Dieu est le champion des grands travaux inutiles : il sème là où personne ne pense qu’il puisse encore y avoir du fruit. Alors même que tout semble voué à l’échec, Dieu, lui, garde espoir et sème encore l’Amour.

— Fr. Laurent Mathelot, dominicain

14ème dimanche – 9 juillet 2023 – Évangile de Matthieu 11, 25-30

Évangile de Matthieu 11, 25-30

Trouver la paix

Le propos des lectures de ce dimanche est certainement de trouver la paix. Dans l’Évangile, Jésus dit : « Venez à moi, vous tous qui peinez sous le poids du fardeau, et moi, je vous procurerai le repos. » Dans la première lecture , le prophète Zacharie annonce la venue d’un roi libérateur qui « brisera l’arc de guerre, et proclamera la paix aux nations. » (Zacharie 9, 10) – ce roi que nous le discernons comme le Christ. Enfin, nous verrons que dans l’Épître au Romains, s. Paul nous donne le moyen de la paix.

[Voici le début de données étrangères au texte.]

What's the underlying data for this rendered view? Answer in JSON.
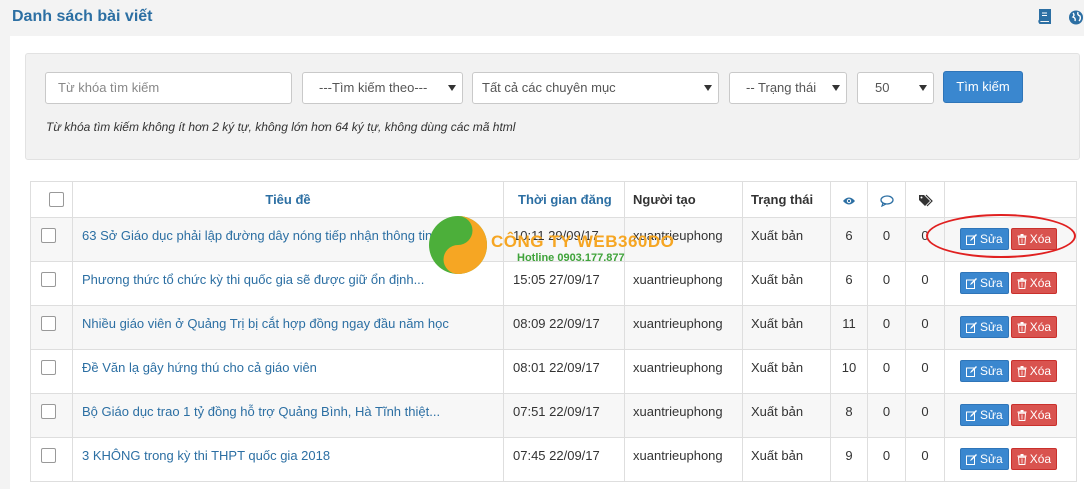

L’évangile de Mathieu introduit le passage que nous venons de lire par toute une série de guérisons : le serviteur d’un centurion, un paralytique, deux possédés. L’évangéliste a précédemment montré que Jésus apaisait les éléments : la tempête, la mer. Enfin, juste avant la lecture d’aujourd’hui, Jésus a comparé la rencontre avec Dieu à un banquet de noces. Enfin, voici la paix : « devenez mes disciples, car je suis doux et humble de cœur, et vous trouverez le repos pour votre âme. » En substance, le Christ nous dit : le Royaume de Dieu est plus accessibles aux humbles qu’aux sages et aux savants ; je suis cette présence divine, venez à moi et vous trouverez la paix.

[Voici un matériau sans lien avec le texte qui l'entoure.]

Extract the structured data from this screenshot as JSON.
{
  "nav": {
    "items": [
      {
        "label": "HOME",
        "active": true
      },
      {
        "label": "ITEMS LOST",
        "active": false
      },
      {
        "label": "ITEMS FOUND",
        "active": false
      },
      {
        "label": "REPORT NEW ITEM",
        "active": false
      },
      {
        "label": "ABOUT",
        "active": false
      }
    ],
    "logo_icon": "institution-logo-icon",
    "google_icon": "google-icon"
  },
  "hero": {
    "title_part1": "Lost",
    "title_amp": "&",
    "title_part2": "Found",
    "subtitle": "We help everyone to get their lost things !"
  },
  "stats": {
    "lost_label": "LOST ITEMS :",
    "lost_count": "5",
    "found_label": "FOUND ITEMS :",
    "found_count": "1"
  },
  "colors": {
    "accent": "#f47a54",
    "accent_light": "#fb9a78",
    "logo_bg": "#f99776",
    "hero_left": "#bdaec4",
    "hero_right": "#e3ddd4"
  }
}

Matthieu lui-même a été guéri par le Christ. Il était, en effet, collecteur d’imports – ces gens sont alors détestés comme le sont les traîtres en temps de guerre – et Jésus l’a ressuscité socialement. Même riche, il est de ces tout-petits, de ces gens méprisés, auxquels Jésus propose de faire banquet. « Venez à moi, vous tous qui peinez sous le poids du fardeau, et moi, je vous procurerai le repos. »

Décodons donc toute cette dynamique de l’Évangile de Matthieu pour notre vie spirituelle aujourd’hui.

Les éléments que Jésus apaise représentent ici les causes de nos peurs : la mer est agitée comme notre cœur ; la tempête est celle de notre esprit. Ce que l’Évangéliste nous dit : c’est que Jésus est maître des éléments qui parfois nous effrayent et que, si parfois ils se déchaînent, néanmoins ils lui obéissent. Jésus, par sa parole, apaise en nous les tempêtes.

Dès lors, il guérit toutes les infirmités : les possédés qui sont évidement des réprouvés, mais aussi les maladies honteuses comme les lèpres ou la paralysie que tous considéraient comme le signe du péché. Enfin, il sauve même le serviteur d’un centurion, ç’est-à-dire d’un oppresseur, ce qui est un sacrilège aux yeux de beaucoup. Peut-être pouvons-nous ici trouver quelque similitude avec Jésus qui lave les pieds de Judas. Le centurion le reconnaît lui-même : « Seigneur, je ne suis pas digne que tu entres sous mon toit, mais dis seulement une parole et mon serviteur sera guéri » – paroles que nous redisons tous au moment de communier. Jésus, en effet, se préoccupe des gens « indignes ».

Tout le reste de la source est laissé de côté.